El objeto habría caído alrededor del mediodía del sábado 22 de agosto, aproximadamente a 50 metros del puente sobre el río Purgatorio. Un grupo de jóvenes aseguró que lo encontró todavía caliente y desprendiendo un olor desagradable.

Testigos dijeron que el fragmento rebotó varias veces al tocar el suelo y presentaba una coloración rojiza. Las primeras descripciones indican que tenía aproximadamente el tamaño de una almendra, una superficie oscura y una textura rugosa.

La presidenta de la Asamblea Municipal del Poder Popular de Pilón confirmó el hallazgo y compartió imágenes del objeto. La pieza quedó bajo custodia de las autoridades mientras se coordinaban los estudios correspondientes.

En un primer momento, Enrique Diego Arango Arias, jefe del Servicio Sismológico Nacional, calificó el suceso como una “probable caída de meteorito” y recomendó preservar tanto el objeto como el lugar donde fue localizado.

Sin embargo, Iturralde-Vinent señaló posteriormente varios elementos que ponen en duda esa hipótesis. Según explicó a la revista Juventud Técnica, la pieza no presenta corteza de fusión, es demasiado porosa y muestra una estructura de pequeñas esferas separadas por espacios vacíos que no considera típica de un meteorito.

El científico también llamó la atención sobre la ausencia de una pequeña depresión o cráter en el terreno. No obstante, este elemento por sí solo no resulta concluyente, especialmente debido al reducido tamaño del fragmento y a que los meteoritos pequeños pueden perder gran parte de su velocidad en la atmósfera.

Para determinar su procedencia será necesario realizar análisis mineralógicos y químicos.

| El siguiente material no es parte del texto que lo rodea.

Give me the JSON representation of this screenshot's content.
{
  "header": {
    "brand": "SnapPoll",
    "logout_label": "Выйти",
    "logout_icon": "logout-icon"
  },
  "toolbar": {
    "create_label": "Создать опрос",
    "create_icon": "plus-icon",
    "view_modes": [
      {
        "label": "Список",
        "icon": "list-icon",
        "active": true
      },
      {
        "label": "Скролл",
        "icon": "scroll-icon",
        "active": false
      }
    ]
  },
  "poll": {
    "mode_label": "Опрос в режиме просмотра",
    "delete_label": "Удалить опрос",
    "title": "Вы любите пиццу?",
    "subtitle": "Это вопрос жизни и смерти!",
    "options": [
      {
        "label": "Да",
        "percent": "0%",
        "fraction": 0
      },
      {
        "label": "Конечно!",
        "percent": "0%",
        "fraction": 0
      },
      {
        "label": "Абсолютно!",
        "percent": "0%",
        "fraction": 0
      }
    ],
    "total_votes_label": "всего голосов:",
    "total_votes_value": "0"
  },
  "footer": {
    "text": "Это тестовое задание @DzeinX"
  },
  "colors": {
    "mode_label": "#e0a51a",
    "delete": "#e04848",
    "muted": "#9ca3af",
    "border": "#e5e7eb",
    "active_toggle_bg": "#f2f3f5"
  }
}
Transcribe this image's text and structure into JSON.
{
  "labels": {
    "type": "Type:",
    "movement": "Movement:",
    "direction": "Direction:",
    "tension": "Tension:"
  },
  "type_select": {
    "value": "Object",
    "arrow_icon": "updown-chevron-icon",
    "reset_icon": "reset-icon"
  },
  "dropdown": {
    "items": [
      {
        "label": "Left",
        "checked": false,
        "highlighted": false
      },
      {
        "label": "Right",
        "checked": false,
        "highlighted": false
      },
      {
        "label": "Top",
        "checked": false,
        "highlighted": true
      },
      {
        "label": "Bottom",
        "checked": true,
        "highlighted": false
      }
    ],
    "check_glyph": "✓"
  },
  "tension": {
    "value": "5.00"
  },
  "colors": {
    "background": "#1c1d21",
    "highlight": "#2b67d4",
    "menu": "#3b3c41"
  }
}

Los especialistas deberán estudiar su composición, densidad, propiedades magnéticas y posibles rastros de materiales industriales.

Hasta que concluyan esas pruebas, no puede afirmarse que se trate de un meteorito ni tampoco confirmar definitivamente que sea basura espacial. Ambas explicaciones permanecen como hipótesis.

El episodio recuerda la caída registrada el 1 de febrero de 2019 en Viñales, Pinar del Río. En aquella ocasión, una bola de fuego atravesó el cielo, produjo una fuerte explosión y se fragmentó sobre diferentes zonas del territorio.

Cuba cuenta con cinco meteoritos oficialmente confirmados: Las Canas, Bacuranao, Santa Isabel de las Lajas, Viñales y Ramón de las Yaguas. Si la pieza de Pilón fuera certificada, se convertiría en el sexto caso reconocido científicamente en el país.

Por ahora, la explicación más prudente es que un objeto de origen desconocido cayó en Pilón y está siendo investigado. Las primeras observaciones favorecen la hipótesis de material tecnológico, pero será el análisis de laboratorio el que permita establecer qué cayó realmente en Granma.